Coloniality and Border(ed) Violence: San Diego, San Ysidro and the U-S///Mexico Border
Considered the “World's Busiest Border Crossing,” the San Ysidro port of entry is located in a small, predominantly Mexican and Spanish-speaking community between San Diego and Tijuana. The community of San Ysidro was itself annexed by the City of San Diego in the mid-1950s, in what was publicly articulated as a dispute over water rights. This dissertation argues that the annexation was over who was to have control of the port of entry, and would in turn, set the stage for a gendered/racialized power struggle that has contributed to both real and symbolic violence on the border.
This dissertation is situated at the crossroads of urban studies, border studies and ethnic studies and places violence as a central analytical category. As such, this interdisciplinary work is manifold. It is a community history of San Ysidro in its simultaneous relationship to the U-S///Mexico border and to the City of San Diego. In addition, it considers multiple forms of both direct and symbolic violence often overshadowed by attention to drug violence: the annexation dispute in the 1950's (territorial); the 1984 McDonald's Massacre of predominantly Mexican patrons (corporeal/racial); a subsequent fight over a memorial monument (cultural/symbolic); the resurgence of vigilante-like anti-immigrant groups (ideological); and critical responses by cultural producers to the very existence of the border wall. In sum, it considers the relationship between coloniality, nation-state borders and violence to understand the region's role in an increasingly globalized world.
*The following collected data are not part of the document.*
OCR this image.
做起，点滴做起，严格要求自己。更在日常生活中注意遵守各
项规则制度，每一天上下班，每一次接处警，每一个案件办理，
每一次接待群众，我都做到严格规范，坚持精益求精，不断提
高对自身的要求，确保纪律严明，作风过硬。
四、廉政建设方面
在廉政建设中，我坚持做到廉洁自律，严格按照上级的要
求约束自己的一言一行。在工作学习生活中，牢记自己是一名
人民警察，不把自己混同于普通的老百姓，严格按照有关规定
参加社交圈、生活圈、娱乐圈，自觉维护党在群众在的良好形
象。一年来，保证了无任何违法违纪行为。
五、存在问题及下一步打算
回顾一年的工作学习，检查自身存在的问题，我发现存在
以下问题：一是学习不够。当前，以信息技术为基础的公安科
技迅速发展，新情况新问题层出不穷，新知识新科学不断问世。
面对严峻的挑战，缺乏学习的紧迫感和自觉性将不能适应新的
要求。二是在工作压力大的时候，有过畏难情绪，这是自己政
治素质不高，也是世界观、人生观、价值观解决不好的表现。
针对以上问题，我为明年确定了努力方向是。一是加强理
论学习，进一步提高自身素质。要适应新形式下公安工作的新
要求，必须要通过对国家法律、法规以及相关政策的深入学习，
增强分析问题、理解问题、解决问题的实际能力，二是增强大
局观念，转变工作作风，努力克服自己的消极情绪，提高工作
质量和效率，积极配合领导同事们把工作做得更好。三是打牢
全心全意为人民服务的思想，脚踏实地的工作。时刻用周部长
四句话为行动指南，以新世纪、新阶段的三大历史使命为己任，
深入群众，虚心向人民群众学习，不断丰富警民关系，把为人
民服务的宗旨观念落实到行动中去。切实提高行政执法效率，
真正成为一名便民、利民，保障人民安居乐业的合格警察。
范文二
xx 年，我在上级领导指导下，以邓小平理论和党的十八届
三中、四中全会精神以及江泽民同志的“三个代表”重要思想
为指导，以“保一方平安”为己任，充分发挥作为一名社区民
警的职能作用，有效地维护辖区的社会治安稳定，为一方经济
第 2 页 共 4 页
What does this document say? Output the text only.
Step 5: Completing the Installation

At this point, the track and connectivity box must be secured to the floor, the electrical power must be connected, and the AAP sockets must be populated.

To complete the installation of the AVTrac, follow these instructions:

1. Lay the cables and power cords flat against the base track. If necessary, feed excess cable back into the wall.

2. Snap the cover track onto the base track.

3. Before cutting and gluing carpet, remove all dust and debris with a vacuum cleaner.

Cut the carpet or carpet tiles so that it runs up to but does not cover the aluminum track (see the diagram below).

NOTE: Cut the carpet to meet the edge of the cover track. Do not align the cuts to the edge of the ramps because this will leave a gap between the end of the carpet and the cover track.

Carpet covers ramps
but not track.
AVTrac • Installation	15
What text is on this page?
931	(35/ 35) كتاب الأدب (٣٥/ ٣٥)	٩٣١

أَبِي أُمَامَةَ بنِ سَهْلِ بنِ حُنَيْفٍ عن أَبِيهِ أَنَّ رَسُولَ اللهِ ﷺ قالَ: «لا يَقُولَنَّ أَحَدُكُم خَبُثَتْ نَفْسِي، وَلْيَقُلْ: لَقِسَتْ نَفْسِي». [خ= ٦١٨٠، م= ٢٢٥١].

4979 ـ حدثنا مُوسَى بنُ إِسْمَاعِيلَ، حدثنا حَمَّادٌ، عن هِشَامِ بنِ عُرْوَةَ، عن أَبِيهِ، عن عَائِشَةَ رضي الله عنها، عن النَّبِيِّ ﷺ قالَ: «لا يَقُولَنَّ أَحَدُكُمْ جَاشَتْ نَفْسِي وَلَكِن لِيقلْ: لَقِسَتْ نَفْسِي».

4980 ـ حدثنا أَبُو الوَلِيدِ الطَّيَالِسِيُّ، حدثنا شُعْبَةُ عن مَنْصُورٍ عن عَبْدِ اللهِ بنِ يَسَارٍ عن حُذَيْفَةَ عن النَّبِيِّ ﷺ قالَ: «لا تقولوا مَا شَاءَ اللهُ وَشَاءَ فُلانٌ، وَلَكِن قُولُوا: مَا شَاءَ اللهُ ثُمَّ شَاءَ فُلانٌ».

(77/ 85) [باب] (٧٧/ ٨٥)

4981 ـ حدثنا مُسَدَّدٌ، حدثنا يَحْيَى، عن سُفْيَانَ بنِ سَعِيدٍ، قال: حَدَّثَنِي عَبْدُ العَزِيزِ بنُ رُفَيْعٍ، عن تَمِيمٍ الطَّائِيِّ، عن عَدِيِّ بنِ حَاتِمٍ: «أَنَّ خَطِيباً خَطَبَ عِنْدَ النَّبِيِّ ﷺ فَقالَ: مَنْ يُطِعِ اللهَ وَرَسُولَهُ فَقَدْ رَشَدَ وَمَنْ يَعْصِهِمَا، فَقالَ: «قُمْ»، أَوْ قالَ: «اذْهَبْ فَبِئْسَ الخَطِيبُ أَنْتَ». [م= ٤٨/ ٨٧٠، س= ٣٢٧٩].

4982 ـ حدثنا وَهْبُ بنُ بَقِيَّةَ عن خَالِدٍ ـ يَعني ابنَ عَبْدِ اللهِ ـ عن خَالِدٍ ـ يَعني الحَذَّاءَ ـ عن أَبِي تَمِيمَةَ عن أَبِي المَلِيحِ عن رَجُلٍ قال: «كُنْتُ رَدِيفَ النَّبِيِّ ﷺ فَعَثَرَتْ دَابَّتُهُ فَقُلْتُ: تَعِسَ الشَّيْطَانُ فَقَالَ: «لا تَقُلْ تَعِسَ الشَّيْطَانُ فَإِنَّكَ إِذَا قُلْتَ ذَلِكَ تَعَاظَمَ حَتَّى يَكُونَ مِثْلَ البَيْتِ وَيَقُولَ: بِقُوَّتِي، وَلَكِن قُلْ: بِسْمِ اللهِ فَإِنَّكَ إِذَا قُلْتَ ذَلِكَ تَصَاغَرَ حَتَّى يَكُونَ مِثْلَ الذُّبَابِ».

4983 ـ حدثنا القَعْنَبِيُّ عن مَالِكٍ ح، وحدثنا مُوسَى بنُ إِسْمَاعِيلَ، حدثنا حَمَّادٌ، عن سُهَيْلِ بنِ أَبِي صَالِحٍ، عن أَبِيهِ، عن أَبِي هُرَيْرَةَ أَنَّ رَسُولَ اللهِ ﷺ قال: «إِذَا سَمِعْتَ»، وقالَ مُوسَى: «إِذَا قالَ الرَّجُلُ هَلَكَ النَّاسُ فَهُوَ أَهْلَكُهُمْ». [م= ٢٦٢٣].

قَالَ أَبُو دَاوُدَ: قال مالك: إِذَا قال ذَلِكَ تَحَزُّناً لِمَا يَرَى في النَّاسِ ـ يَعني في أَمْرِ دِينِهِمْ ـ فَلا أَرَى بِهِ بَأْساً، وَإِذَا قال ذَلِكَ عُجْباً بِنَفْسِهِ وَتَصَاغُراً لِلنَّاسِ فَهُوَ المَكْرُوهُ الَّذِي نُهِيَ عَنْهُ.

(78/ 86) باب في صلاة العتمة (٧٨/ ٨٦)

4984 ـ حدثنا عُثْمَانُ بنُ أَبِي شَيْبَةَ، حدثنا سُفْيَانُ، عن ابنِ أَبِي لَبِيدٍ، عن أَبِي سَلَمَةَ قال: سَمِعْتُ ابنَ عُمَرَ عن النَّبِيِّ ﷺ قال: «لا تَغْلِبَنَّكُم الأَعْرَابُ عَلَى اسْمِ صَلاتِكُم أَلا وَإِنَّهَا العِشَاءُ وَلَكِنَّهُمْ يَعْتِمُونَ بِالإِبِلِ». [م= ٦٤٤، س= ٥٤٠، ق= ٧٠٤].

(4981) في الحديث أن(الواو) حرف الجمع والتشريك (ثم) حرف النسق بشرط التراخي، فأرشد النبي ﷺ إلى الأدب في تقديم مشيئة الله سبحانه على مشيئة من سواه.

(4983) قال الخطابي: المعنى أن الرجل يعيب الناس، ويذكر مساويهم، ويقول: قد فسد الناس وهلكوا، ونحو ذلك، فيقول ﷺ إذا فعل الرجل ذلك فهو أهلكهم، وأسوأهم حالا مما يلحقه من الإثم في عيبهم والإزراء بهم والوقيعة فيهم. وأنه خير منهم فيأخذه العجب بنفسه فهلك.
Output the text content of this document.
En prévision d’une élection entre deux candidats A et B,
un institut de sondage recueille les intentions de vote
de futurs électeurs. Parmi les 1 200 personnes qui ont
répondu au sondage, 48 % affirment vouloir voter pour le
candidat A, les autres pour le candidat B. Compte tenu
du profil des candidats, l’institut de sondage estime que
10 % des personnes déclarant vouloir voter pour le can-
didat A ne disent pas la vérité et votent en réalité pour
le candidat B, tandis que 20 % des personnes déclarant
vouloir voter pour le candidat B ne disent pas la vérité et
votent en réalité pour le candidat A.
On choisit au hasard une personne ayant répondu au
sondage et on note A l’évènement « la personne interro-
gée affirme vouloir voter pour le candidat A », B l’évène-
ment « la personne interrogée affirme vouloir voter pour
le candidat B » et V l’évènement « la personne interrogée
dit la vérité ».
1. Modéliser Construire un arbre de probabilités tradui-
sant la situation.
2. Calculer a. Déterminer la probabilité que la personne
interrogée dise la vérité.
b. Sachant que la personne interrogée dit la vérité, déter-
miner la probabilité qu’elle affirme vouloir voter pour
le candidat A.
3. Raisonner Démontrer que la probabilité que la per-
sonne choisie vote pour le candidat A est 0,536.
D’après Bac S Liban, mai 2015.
In analyzing the varied responses by local residents, this study thus considers broader theoretical issues of raced/gendered violence, power, and nation-state borders. It challenges two established assumptions in much of the literature on border cities: 1) the normative descriptor "San Diego-Tijuana" as a proper name for the region, and 2) a related insistence on "San Diego-Tijuana" as an exception in relation to other U.S. counterparts among border cities. In doing so, my dissertation unsettles the demarcation of San Diego as a border city, given its location and relationship to San Ysidro and the U-S///Mexico border?
In this dissertation, San Ysidro functions as a lens to study the U-S///Mexico border, as San Ysidro is emblematic of globalizing processes, where local dynamics intersect and often conflict with regional, transnational, and global political/economic interests embodied in free trade policies said to make borders increasingly irrelevant. The case study of San Ysidro reveals, however, the contradictory nature of fortified yet permeable nation-state boundaries and surrounding border regions.